Unraveling Charge Separation and Transport Mechanisms in Aqueous‐Processed Polymer/CdTe Nanocrystal Hybrid Solar Cells

Recently great progress has been achieved in highly effective hybrid solar cells fabricated using aqueous materials. The state‐of‐the‐art energy conversion efficiency has been close to 5% with high photocurrent. However, charge separation and transport mechanism in the aqueous‐processed hybrid solar cells are rarely reported and are usually assumed to be similar to oil‐phase processed systems; that is, self‐assembly polymers are mainly responsible for charge separation and carrier transport.

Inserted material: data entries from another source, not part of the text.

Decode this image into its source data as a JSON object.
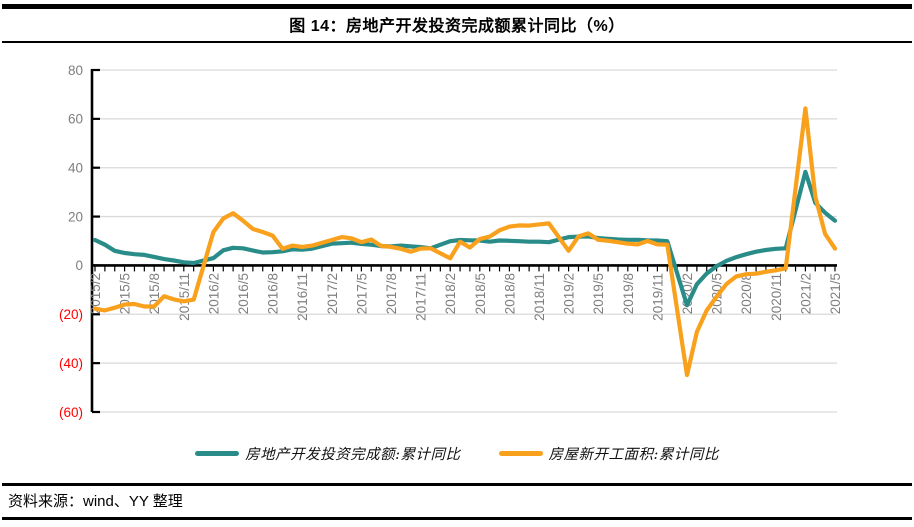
{
  "title": "图 14：房地产开发投资完成额累计同比（%）",
  "source": "资料来源：wind、YY 整理",
  "colors": {
    "investment_line": "#2A8C88",
    "new_starts_line": "#F9A11C",
    "axis": "#000000",
    "gridline": "#D9D9D9",
    "tick_label": "#7F7F7F",
    "negative_tick_label": "#FF0000"
  },
  "chart_data": {
    "type": "line",
    "title": "图 14：房地产开发投资完成额累计同比（%）",
    "xlabel": "",
    "ylabel": "",
    "ylim": [
      -60,
      80
    ],
    "y_ticks": [
      80,
      60,
      40,
      20,
      0,
      -20,
      -40,
      -60
    ],
    "negative_label_style": "red-parentheses",
    "grid": true,
    "legend_position": "bottom",
    "x": [
      "2015/2",
      "2015/3",
      "2015/4",
      "2015/5",
      "2015/6",
      "2015/7",
      "2015/8",
      "2015/9",
      "2015/10",
      "2015/11",
      "2015/12",
      "2016/2",
      "2016/3",
      "2016/4",
      "2016/5",
      "2016/6",
      "2016/7",
      "2016/8",
      "2016/9",
      "2016/10",
      "2016/11",
      "2016/12",
      "2017/2",
      "2017/3",
      "2017/4",
      "2017/5",
      "2017/6",
      "2017/7",
      "2017/8",
      "2017/9",
      "2017/10",
      "2017/11",
      "2017/12",
      "2018/2",
      "2018/3",
      "2018/4",
      "2018/5",
      "2018/6",
      "2018/7",
      "2018/8",
      "2018/9",
      "2018/10",
      "2018/11",
      "2018/12",
      "2019/2",
      "2019/3",
      "2019/4",
      "2019/5",
      "2019/6",
      "2019/7",
      "2019/8",
      "2019/9",
      "2019/10",
      "2019/11",
      "2019/12",
      "2020/2",
      "2020/3",
      "2020/4",
      "2020/5",
      "2020/6",
      "2020/7",
      "2020/8",
      "2020/9",
      "2020/10",
      "2020/11",
      "2020/12",
      "2021/2",
      "2021/3",
      "2021/4",
      "2021/5"
    ],
    "x_tick_labels": [
      "2015/2",
      "2015/5",
      "2015/8",
      "2015/11",
      "2016/2",
      "2016/5",
      "2016/8",
      "2016/11",
      "2017/2",
      "2017/5",
      "2017/8",
      "2017/11",
      "2018/2",
      "2018/5",
      "2018/8",
      "2018/11",
      "2019/2",
      "2019/5",
      "2019/8",
      "2019/11",
      "2020/2",
      "2020/5",
      "2020/8",
      "2020/11",
      "2021/2",
      "2021/5"
    ],
    "series": [
      {
        "name": "房地产开发投资完成额:累计同比",
        "color": "#2A8C88",
        "values": [
          10.4,
          8.5,
          6.0,
          5.1,
          4.6,
          4.3,
          3.5,
          2.6,
          2.0,
          1.3,
          1.0,
          3.0,
          6.2,
          7.2,
          7.0,
          6.1,
          5.3,
          5.4,
          5.8,
          6.6,
          6.5,
          6.9,
          8.9,
          9.1,
          9.3,
          8.8,
          8.5,
          7.9,
          7.8,
          8.1,
          7.8,
          7.5,
          7.0,
          9.9,
          10.4,
          10.3,
          10.2,
          9.7,
          10.2,
          10.1,
          9.9,
          9.7,
          9.7,
          9.5,
          11.6,
          11.8,
          11.9,
          11.2,
          10.9,
          10.6,
          10.5,
          10.5,
          10.3,
          10.2,
          9.9,
          -16.3,
          -7.7,
          -3.3,
          -0.3,
          1.9,
          3.4,
          4.6,
          5.6,
          6.3,
          6.8,
          7.0,
          38.3,
          25.6,
          21.6,
          18.3
        ]
      },
      {
        "name": "房屋新开工面积:累计同比",
        "color": "#F9A11C",
        "values": [
          -17.7,
          -18.4,
          -17.3,
          -16.0,
          -15.8,
          -16.8,
          -16.8,
          -12.6,
          -13.9,
          -14.7,
          -14.0,
          13.7,
          19.2,
          21.4,
          18.3,
          14.9,
          13.7,
          12.2,
          6.8,
          8.1,
          7.6,
          8.1,
          10.4,
          11.6,
          11.1,
          9.5,
          10.6,
          8.0,
          7.6,
          6.8,
          5.6,
          6.9,
          7.0,
          2.9,
          9.7,
          7.3,
          10.8,
          11.8,
          14.4,
          15.9,
          16.4,
          16.3,
          16.8,
          17.2,
          6.0,
          11.9,
          13.1,
          10.5,
          10.1,
          9.5,
          8.9,
          8.6,
          10.0,
          8.6,
          8.5,
          -44.9,
          -27.2,
          -18.4,
          -12.8,
          -7.6,
          -4.5,
          -3.6,
          -3.4,
          -2.6,
          -2.0,
          -1.2,
          64.3,
          28.2,
          12.9,
          6.9
        ]
      }
    ]
  }
}
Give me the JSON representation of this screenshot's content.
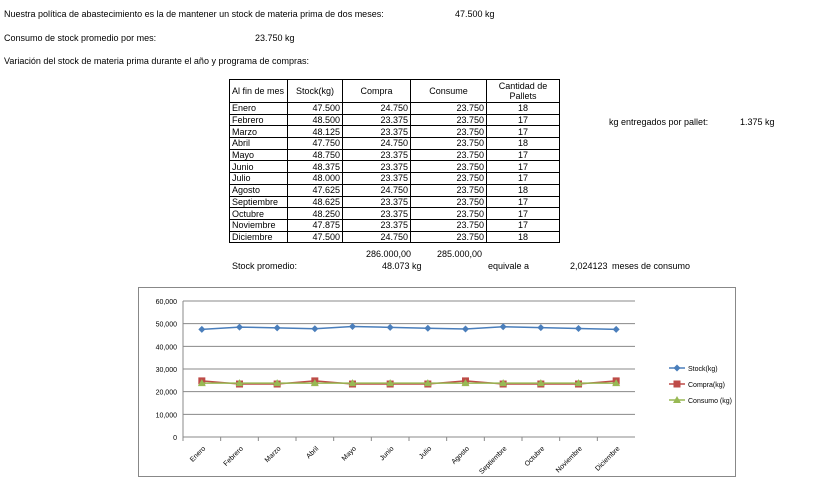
{
  "intro": {
    "policy_label": "Nuestra política de abastecimiento es la de mantener un stock de materia prima de dos meses:",
    "policy_value": "47.500  kg",
    "consumo_label": "Consumo de stock promedio por mes:",
    "consumo_value": "23.750  kg",
    "variacion_label": "Variación del stock de materia prima durante el año y programa de compras:",
    "pallet_label": "kg entregados por pallet:",
    "pallet_value": "1.375  kg"
  },
  "table": {
    "headers": [
      "Al fin de mes",
      "Stock(kg)",
      "Compra",
      "Consume",
      "Cantidad de Pallets"
    ],
    "rows": [
      [
        "Enero",
        "47.500",
        "24.750",
        "23.750",
        "18"
      ],
      [
        "Febrero",
        "48.500",
        "23.375",
        "23.750",
        "17"
      ],
      [
        "Marzo",
        "48.125",
        "23.375",
        "23.750",
        "17"
      ],
      [
        "Abril",
        "47.750",
        "24.750",
        "23.750",
        "18"
      ],
      [
        "Mayo",
        "48.750",
        "23.375",
        "23.750",
        "17"
      ],
      [
        "Junio",
        "48.375",
        "23.375",
        "23.750",
        "17"
      ],
      [
        "Julio",
        "48.000",
        "23.375",
        "23.750",
        "17"
      ],
      [
        "Agosto",
        "47.625",
        "24.750",
        "23.750",
        "18"
      ],
      [
        "Septiembre",
        "48.625",
        "23.375",
        "23.750",
        "17"
      ],
      [
        "Octubre",
        "48.250",
        "23.375",
        "23.750",
        "17"
      ],
      [
        "Noviembre",
        "47.875",
        "23.375",
        "23.750",
        "17"
      ],
      [
        "Diciembre",
        "47.500",
        "24.750",
        "23.750",
        "18"
      ]
    ],
    "total_compra": "286.000,00",
    "total_consume": "285.000,00"
  },
  "summary": {
    "stock_label": "Stock promedio:",
    "stock_value": "48.073  kg",
    "equivale": "equivale a",
    "meses_value": "2,024123",
    "meses_label": "meses de consumo"
  },
  "chart_data": {
    "type": "line",
    "categories": [
      "Enero",
      "Febrero",
      "Marzo",
      "Abril",
      "Mayo",
      "Junio",
      "Julio",
      "Agosto",
      "Septiembre",
      "Octubre",
      "Noviembre",
      "Diciembre"
    ],
    "ylim": [
      0,
      60000
    ],
    "yticks": [
      "0",
      "10,000",
      "20,000",
      "30,000",
      "40,000",
      "50,000",
      "60,000"
    ],
    "grid": true,
    "legend": "right",
    "series": [
      {
        "name": "Stock(kg)",
        "color": "#4a7ebb",
        "marker": "diamond",
        "values": [
          47500,
          48500,
          48125,
          47750,
          48750,
          48375,
          48000,
          47625,
          48625,
          48250,
          47875,
          47500
        ]
      },
      {
        "name": "Compra(kg)",
        "color": "#be4b48",
        "marker": "square",
        "values": [
          24750,
          23375,
          23375,
          24750,
          23375,
          23375,
          23375,
          24750,
          23375,
          23375,
          23375,
          24750
        ]
      },
      {
        "name": "Consumo (kg)",
        "color": "#98b954",
        "marker": "triangle",
        "values": [
          23750,
          23750,
          23750,
          23750,
          23750,
          23750,
          23750,
          23750,
          23750,
          23750,
          23750,
          23750
        ]
      }
    ]
  }
}
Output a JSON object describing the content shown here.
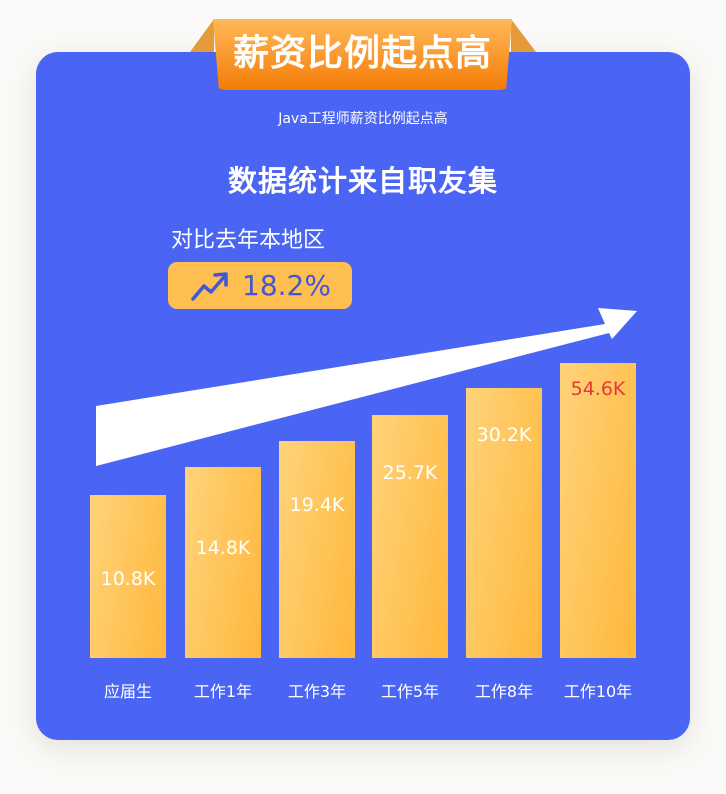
{
  "badge": {
    "title": "薪资比例起点高"
  },
  "subtitle": "Java工程师薪资比例起点高",
  "heading": "数据统计来自职友集",
  "comparison": {
    "label": "对比去年本地区",
    "value": "18.2%",
    "icon": "trending-up-icon"
  },
  "colors": {
    "background": "#4a65f3",
    "bar": "#ffc04f",
    "badge": "#f58a1a",
    "highlight_label": "#e8383a"
  },
  "chart_data": {
    "type": "bar",
    "categories": [
      "应届生",
      "工作1年",
      "工作3年",
      "工作5年",
      "工作8年",
      "工作10年"
    ],
    "values": [
      10.8,
      14.8,
      19.4,
      25.7,
      30.2,
      54.6
    ],
    "labels": [
      "10.8K",
      "14.8K",
      "19.4K",
      "25.7K",
      "30.2K",
      "54.6K"
    ],
    "unit": "K",
    "grid": false,
    "title": "",
    "xlabel": "",
    "ylabel": ""
  }
}
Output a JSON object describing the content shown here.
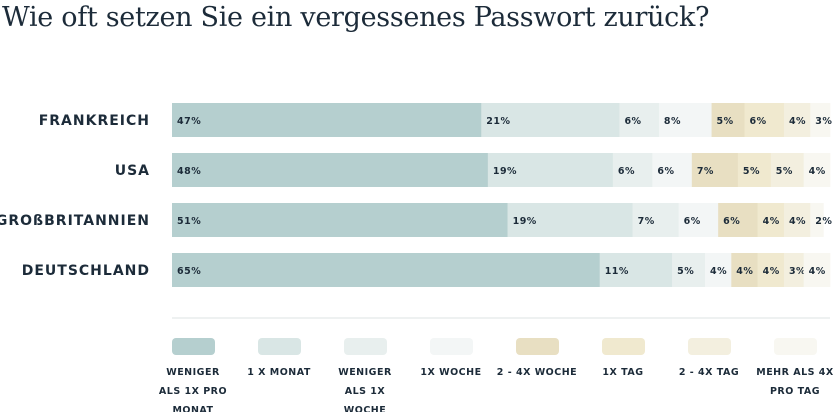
{
  "chart_data": {
    "type": "bar",
    "orientation": "horizontal",
    "stacked": true,
    "title": "Wie oft setzen Sie ein vergessenes Passwort zurück?",
    "categories": [
      "FRANKREICH",
      "USA",
      "GROßBRITANNIEN",
      "DEUTSCHLAND"
    ],
    "series": [
      {
        "name": "WENIGER ALS 1X PRO MONAT",
        "legend_lines": [
          "WENIGER",
          "ALS 1X PRO",
          "MONAT"
        ],
        "color": "#b5cfcf",
        "values": [
          47,
          48,
          51,
          65
        ]
      },
      {
        "name": "1 X MONAT",
        "legend_lines": [
          "1 X MONAT"
        ],
        "color": "#d9e6e5",
        "values": [
          21,
          19,
          19,
          11
        ]
      },
      {
        "name": "WENIGER ALS 1X WOCHE",
        "legend_lines": [
          "WENIGER",
          "ALS 1X",
          "WOCHE"
        ],
        "color": "#e8efee",
        "values": [
          6,
          6,
          7,
          5
        ]
      },
      {
        "name": "1X WOCHE",
        "legend_lines": [
          "1X WOCHE"
        ],
        "color": "#f3f6f6",
        "values": [
          8,
          6,
          6,
          4
        ]
      },
      {
        "name": "2 - 4X WOCHE",
        "legend_lines": [
          "2 - 4X WOCHE"
        ],
        "color": "#e8dfc2",
        "values": [
          5,
          7,
          6,
          4
        ]
      },
      {
        "name": "1X TAG",
        "legend_lines": [
          "1X TAG"
        ],
        "color": "#f0e9cf",
        "values": [
          6,
          5,
          4,
          4
        ]
      },
      {
        "name": "2 - 4X TAG",
        "legend_lines": [
          "2 - 4X TAG"
        ],
        "color": "#f3efdf",
        "values": [
          4,
          5,
          4,
          3
        ]
      },
      {
        "name": "MEHR ALS 4X PRO TAG",
        "legend_lines": [
          "MEHR ALS 4X",
          "PRO TAG"
        ],
        "color": "#f8f7f1",
        "values": [
          3,
          4,
          2,
          4
        ]
      }
    ],
    "value_suffix": "%",
    "legend_position": "bottom",
    "grid": false
  }
}
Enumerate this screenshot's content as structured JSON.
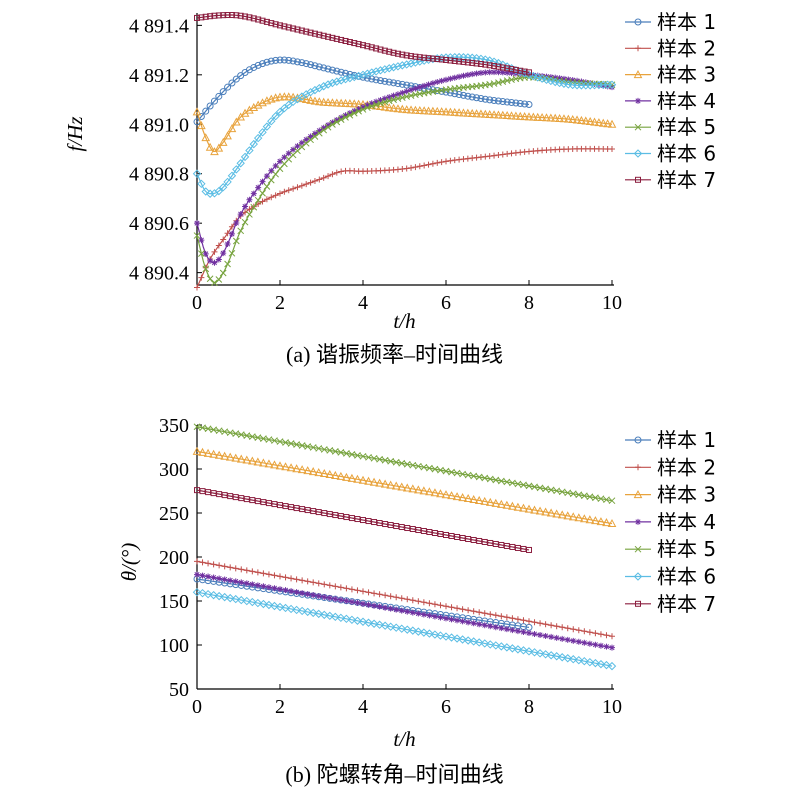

To date, this assumption has prohibited further improvement of the conversion efficiency in aqueous‐processed hybrid systems by adopting any appropriate technique routes. Here, ultrafast carrier dynamics in these hybrid solar cells consisting of poly(p‐phenylenevinylene) (PPV)‐based aqueous polymers and water‐solution CdTe nanocrystals (NCs) are investigated in detail. Self‐charge separation in grown CdTe NC partly capped CdS shell layers after anneal treatment is unambiguously identified. Different from their oil‐soluble counterparts, these core/shell nanocrystals do not have the restrictions of quantum confinement and surface ligands, form effective charge transport networks, and play a dominant role in the charge separation and carrier transport processes. These findings provide a greater understanding on the fundamental photophysics in aqueous‐processed hybrid systems.